Concurrent Containers
Thread-safe containers without external locks:
#include <tbb/concurrent_hash_map.h>
#include <tbb/concurrent_queue.h>
// Hash map with fine-grained locking
tbb::concurrent_hash_map<std::string, int> word_counts;
{
tbb::concurrent_hash_map<std::string, int>::accessor a;
word_counts.insert(a, "hello"); // exclusive access to the element
a->second += 1;
}
// accessor released — lock is freed
// Concurrent queue — multiple producers, multiple consumers
tbb::concurrent_bounded_queue<Task> work_queue;
work_queue.set_capacity(1024); // blocks push when full
work_queue.push(task); // blocks if full
Task t;
work_queue.pop(t); // blocks if emptyWhen to use concurrent containers vs mutex-protected std::unordered_map:
- Concurrent container — many threads doing independent insert/lookup with minimal contention
- Mutex — operations that need a consistent view of multiple elements, or when you need STL iterator semantics
tbb::task_arena
Isolate thread pools for priority separation or limiting parallelism:
#include <tbb/task_arena.h>
// High-priority arena with all cores
tbb::task_arena high_priority(tbb::task_arena::automatic);
// Background arena limited to 2 threads
tbb::task_arena background(2);
high_priority.execute([&] {
tbb::parallel_for(/* ... critical work ... */);
});
background.execute([&] {
tbb::parallel_for(/* ... background indexing ... */);
});Arenas are the production-grade replacement for rolling your own thread pool.

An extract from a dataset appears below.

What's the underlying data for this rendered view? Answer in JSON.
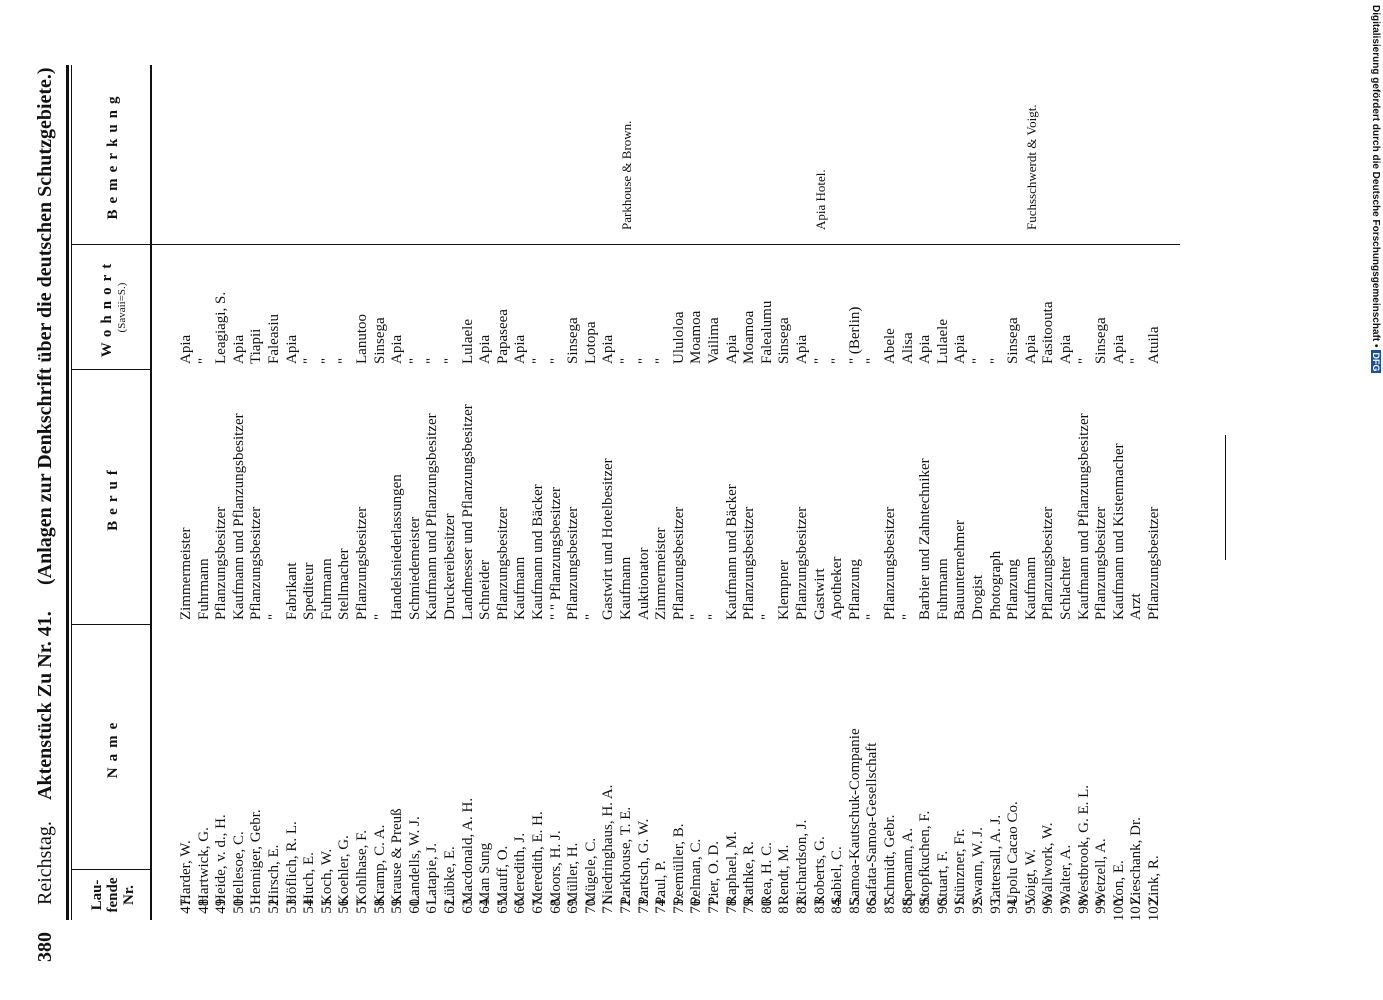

They integrate with TBB's work-stealing scheduler, so an arena with 2 threads still benefits from TBB's load balancing and grain-size tuning.
tbb::parallel_reduce and tbb::parallel_scan
Parallel reduce — combines partial results from subranges:
#include <tbb/parallel_reduce.h>
float total = tbb::parallel_reduce(
tbb::blocked_range<size_t>(0, data.size()),
0.0f,
[&](const tbb::blocked_range<size_t>& r, float running_total) {
for (size_t i = r.begin(); i < r.end(); ++i)
running_total += data[i];
return running_total;
},
std::plus<float>() // combine partial results
);Parallel scan — prefix sums (cumulative operations):
#include <tbb/parallel_scan.h>
std::vector<float> prefix(n);
tbb::parallel_scan(
tbb::blocked_range<size_t>(0, n),
0.0f,
[&](const tbb::blocked_range<size_t>& r, float sum, bool is_final_scan) {
for (size_t i = r.begin(); i < r.end(); ++i) {
sum += data[i];
if (is_final_scan)
prefix[i] = sum;
}
return sum;
},
std::plus<float>()
);These are better than rolling your own because TBB handles the two-pass algorithm (upward sweep + downward sweep) and the grain-size tuning automatically.
Memory Allocation
Malloc contention is a hidden bottleneck in multithreaded code. When many threads allocate/free simultaneously, the global heap lock becomes a serial bottleneck.
tbb::scalable_allocator — per-thread memory pools that eliminate this contention:
#include <tbb/scalable_allocator.h>
std::vector<float, tbb::scalable_allocator<float>> data(n);tbb::cache_aligned_allocator — ensures allocations start on cache-line boundaries to prevent false sharing:
#include <tbb/cache_aligned_allocator.h>
std::vector<std::atomic<int>, tbb::cache_aligned_allocator<std::atomic<int>>> counters(num_threads);Use scalable_allocator as the default for containers accessed from parallel regions. Use cache_aligned_allocator specifically when elements are written by different threads.
Gotchas
Task granularity. If individual tasks are too small (< 1 microsecond), scheduling overhead dominates. If too large, load imbalance wastes cores. Use tbb::blocked_range with auto-tuning and profile before overriding grain size.
Nested parallel_for. A naive nested parallel_for works but can over-subscribe the machine. TBB handles this better than OpenMP (work-stealing adapts), but measure: sometimes parallelizing only the outer loop is faster.
Cancellation. Use tbb::task_group_context to cancel in-flight tasks when an error is found:
tbb::task_group_context ctx;
try {
tbb::parallel_for(range, body, ctx);
} catch (...) {
ctx.cancel_group_execution();
throw;
}Mixing TBB and OpenMP. Both create their own thread pools. Running them together can over-subscribe the machine. If you must mix them, limit one or both: OMP_NUM_THREADS=4 + tbb::task_arena(4).